Entre 2010 et 2014, la progression du nombre de femmes indépendantes a été de l'ordre de 11% en régime complet, passant de 276.916 à 310.819 femmes indépendantes à titre principal, contre seulement une faible progression de 5,65% du nombre d'hommes en la matière, souligne vendredi le Syndicat des Indépendants et des PME (SDI), citant les statistiques de l'Institut national d'assurances sociales pour travailleurs indépendants (Inasti) arrêtées à la fin du mois de décembre dernier. Cette évolution est la plus marquée en Wallonie puisque les femmes y sont quasiment trois fois plus nombreuses (+11,65%) à endosser le statut d'indépendant que les hommes (+4,65%).

Cette tendance est notamment due à un souci de flexibilité dans le chef des femmes. Mais, selon le SDI, "beaucoup (...) optent pour ce statut en dépit et lorsqu'il n'y a plus rien d'autre à faire, et bien souvent parce qu'elles y sont obligées face à la traque sans cesse croissante des services de l'Onem en Wallonie".

Souvent avec une double vie (professionnelle et familiale) à gérer, les femmes indépendantes ne sont pas suffisamment considérées, déplore le syndicat.

Selon les chiffres de l'Inasti, 16% des indépendants à titre principal vivent aujourd'hui avec moins de 833 euros par mois, soit un montant inférieur au seuil de pauvreté fixé à 1.074 euros.
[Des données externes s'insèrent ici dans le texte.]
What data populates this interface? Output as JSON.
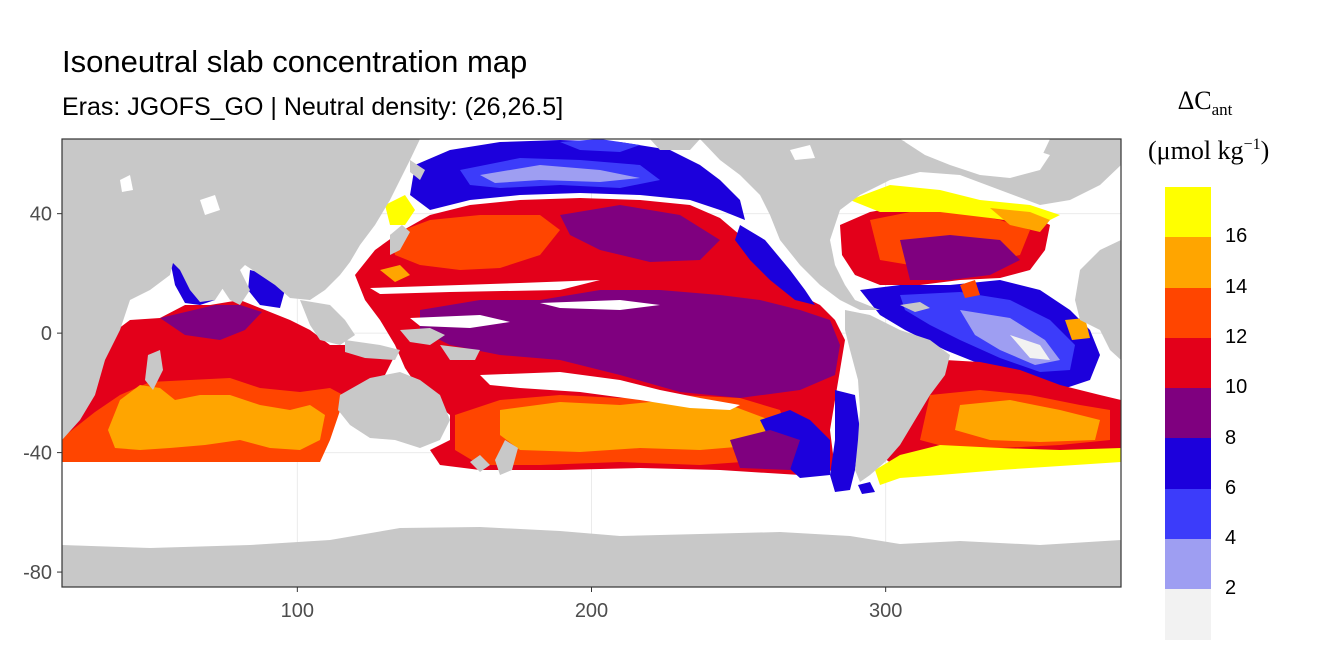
{
  "title": "Isoneutral slab concentration map",
  "subtitle": "Eras: JGOFS_GO | Neutral density: (26,26.5]",
  "legend": {
    "title_main": "ΔC",
    "title_sub": "ant",
    "units_prefix": "(μmol kg",
    "units_sup": "−1",
    "units_suffix": ")",
    "labels": [
      "16",
      "14",
      "12",
      "10",
      "8",
      "6",
      "4",
      "2"
    ],
    "colors": [
      "#FFFF00",
      "#FFA500",
      "#FF4500",
      "#E3001A",
      "#7F007F",
      "#1C00DC",
      "#3C3CFA",
      "#9E9EF2",
      "#F2F2F2"
    ]
  },
  "chart_data": {
    "type": "heatmap",
    "title": "Isoneutral slab concentration map",
    "subtitle": "Eras: JGOFS_GO | Neutral density: (26,26.5]",
    "xlabel": "",
    "ylabel": "",
    "x_ticks": [
      100,
      200,
      300
    ],
    "y_ticks": [
      40,
      0,
      -40,
      -80
    ],
    "xlim": [
      20,
      380
    ],
    "ylim": [
      -85,
      65
    ],
    "grid": true,
    "legend_position": "right",
    "color_breaks": [
      2,
      4,
      6,
      8,
      10,
      12,
      14,
      16
    ],
    "land_color": "#C8C8C8"
  }
}
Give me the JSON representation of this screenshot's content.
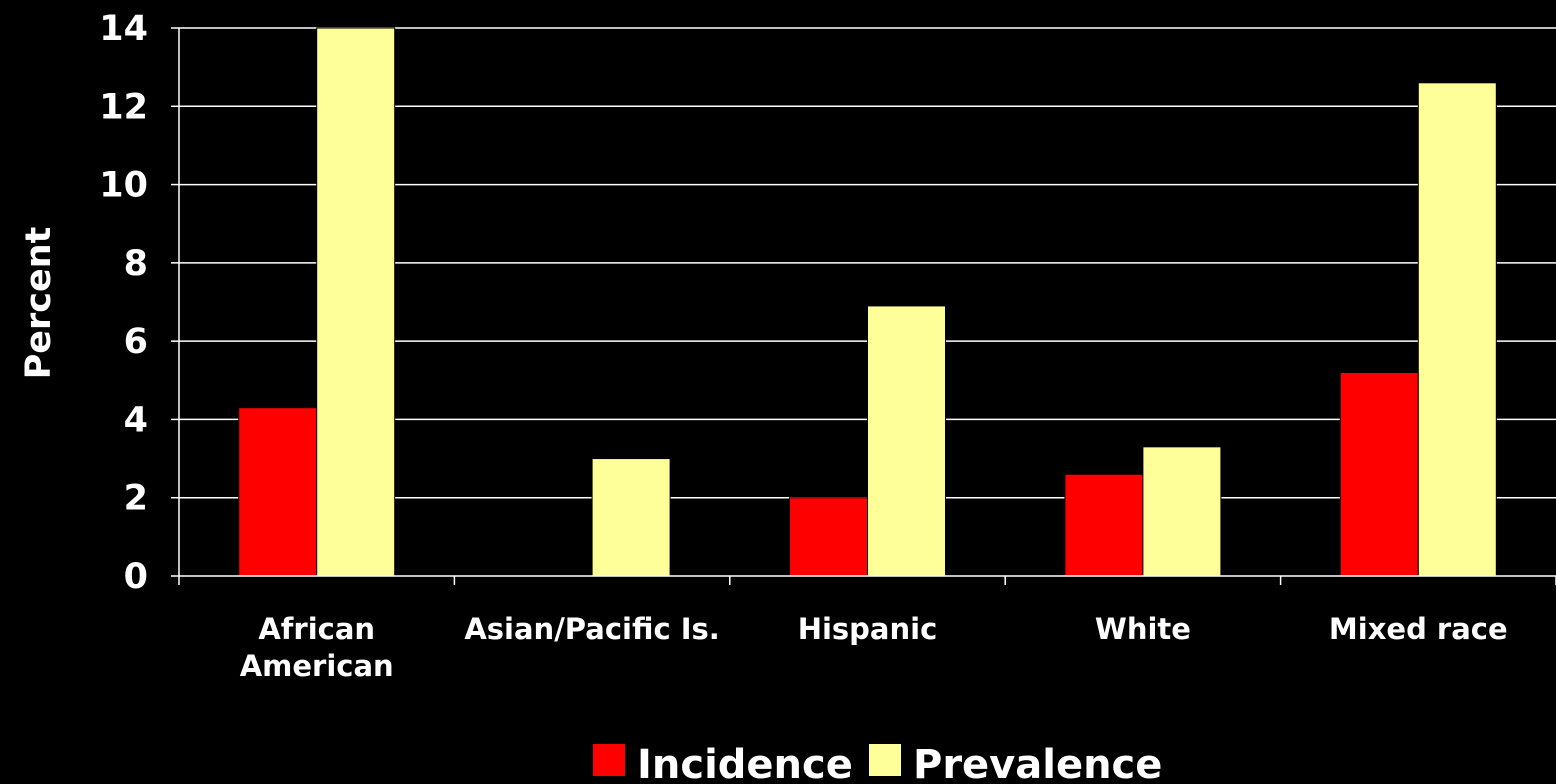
{
  "chart_data": {
    "type": "bar",
    "title": "",
    "xlabel": "",
    "ylabel": "Percent",
    "ylim": [
      0,
      14
    ],
    "yticks": [
      "0",
      "2",
      "4",
      "6",
      "8",
      "10",
      "12",
      "14"
    ],
    "categories": [
      [
        "African",
        "American"
      ],
      [
        "Asian/Pacific Is."
      ],
      [
        "Hispanic"
      ],
      [
        "White"
      ],
      [
        "Mixed race"
      ]
    ],
    "series": [
      {
        "name": "Incidence",
        "color": "#ff0000",
        "values": [
          4.3,
          0,
          2.0,
          2.6,
          5.2
        ]
      },
      {
        "name": "Prevalence",
        "color": "#ffff99",
        "values": [
          14.0,
          3.0,
          6.9,
          3.3,
          12.6
        ]
      }
    ],
    "grid": true,
    "legend_position": "bottom"
  }
}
Et une proportion assez forte de femmes indépendantes sont visées, affirme le SDI, rappelant que les familles monoparentales sont quatre fois plus touchées par la précarité qu'une famille de deux adultes et de deux enfants.

Le syndicat constate une trop grande différence entre les statuts salarié et indépendant dans le domaine familial et demande de nouvelles mesures pour restreindre cette divergence.